A French judge postponed a trial on Friday against Air France workers accused of tearing the shirts off airline executives in a violent protest, apparently fearing it could enflame tensions amid nationwide strikes over France’s labor system.
The shirt-ripping incident last October, caught on camera and viewed worldwide, came to epitomize the extreme end of antagonistic French labor relations. It came at a meeting where the executives announced further job cuts after years of belt-tightening at the airline, prompting a rampage by a small group of union members.
Air France lawyers decried the delay in the trial, arguing that the exceptional violence should be punished as soon as possible, and not linked to the larger protest movement currently under way.

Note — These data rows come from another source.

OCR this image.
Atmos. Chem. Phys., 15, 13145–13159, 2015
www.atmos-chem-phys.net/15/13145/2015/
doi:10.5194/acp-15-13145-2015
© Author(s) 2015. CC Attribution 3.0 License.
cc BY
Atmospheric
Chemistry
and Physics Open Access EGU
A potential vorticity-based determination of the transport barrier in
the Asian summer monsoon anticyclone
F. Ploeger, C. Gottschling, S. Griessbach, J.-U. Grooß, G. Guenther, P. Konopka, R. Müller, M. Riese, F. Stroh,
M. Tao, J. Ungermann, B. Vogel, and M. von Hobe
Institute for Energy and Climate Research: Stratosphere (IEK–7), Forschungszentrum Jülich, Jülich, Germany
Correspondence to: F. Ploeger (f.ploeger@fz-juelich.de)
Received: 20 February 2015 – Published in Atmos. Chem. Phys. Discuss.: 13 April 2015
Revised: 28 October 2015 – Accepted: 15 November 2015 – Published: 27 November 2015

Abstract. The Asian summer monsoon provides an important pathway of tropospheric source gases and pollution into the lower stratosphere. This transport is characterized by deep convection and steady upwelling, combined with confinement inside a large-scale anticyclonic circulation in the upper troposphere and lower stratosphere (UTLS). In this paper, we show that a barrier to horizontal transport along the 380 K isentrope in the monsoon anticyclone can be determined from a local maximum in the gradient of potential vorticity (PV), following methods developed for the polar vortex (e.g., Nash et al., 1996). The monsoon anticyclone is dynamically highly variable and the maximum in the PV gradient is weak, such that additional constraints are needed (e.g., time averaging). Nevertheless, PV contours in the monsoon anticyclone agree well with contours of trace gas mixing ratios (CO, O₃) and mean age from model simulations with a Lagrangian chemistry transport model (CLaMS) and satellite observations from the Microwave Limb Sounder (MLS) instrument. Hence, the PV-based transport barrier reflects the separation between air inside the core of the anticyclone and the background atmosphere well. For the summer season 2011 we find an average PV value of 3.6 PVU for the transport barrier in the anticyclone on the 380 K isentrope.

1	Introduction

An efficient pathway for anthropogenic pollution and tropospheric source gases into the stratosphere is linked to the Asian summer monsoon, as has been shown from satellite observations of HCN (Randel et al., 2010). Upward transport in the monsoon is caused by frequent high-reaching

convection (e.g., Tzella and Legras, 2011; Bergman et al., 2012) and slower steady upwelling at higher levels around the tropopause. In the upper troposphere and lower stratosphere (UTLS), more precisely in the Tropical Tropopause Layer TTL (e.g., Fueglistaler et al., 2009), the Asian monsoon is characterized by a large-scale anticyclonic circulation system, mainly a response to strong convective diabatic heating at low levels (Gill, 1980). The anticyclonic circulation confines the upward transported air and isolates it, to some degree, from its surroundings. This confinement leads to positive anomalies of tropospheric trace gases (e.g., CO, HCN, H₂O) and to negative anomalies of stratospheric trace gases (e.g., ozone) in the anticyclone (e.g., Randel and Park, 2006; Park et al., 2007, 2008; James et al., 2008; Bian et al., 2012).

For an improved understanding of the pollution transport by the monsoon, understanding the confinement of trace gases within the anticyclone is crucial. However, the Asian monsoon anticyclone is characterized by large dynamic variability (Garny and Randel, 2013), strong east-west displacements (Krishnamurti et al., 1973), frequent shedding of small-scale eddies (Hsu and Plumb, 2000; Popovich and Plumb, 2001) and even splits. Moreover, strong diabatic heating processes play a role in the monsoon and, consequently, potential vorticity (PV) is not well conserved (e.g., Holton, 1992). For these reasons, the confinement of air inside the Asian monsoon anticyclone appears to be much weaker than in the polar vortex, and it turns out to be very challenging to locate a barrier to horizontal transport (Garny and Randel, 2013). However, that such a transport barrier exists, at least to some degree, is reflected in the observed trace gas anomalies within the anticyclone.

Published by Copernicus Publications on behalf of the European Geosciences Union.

Defense lawyers argued the case was too important and complex for a single day of proceedings. The trial will resume over two days in September.
Union activists staged a rally outside the courthouse in support of the defendants, putting the Air France incident in the context of a wave of protests in recent months against a controversial labor bill. The government wants to give employers more flexibility to hire and fire; unions say the bill erodes fundamental worker protections.
Five Air France workers stand charged of assault, and have since been fired. Ten others face charges of property damage for tearing down a fence.
Air France has shrunk its workforce over years of restructuring amid competition from low-cost and Mideast airlines. The incident last year shocked many and embarrassed the government, a big Air France shareholder.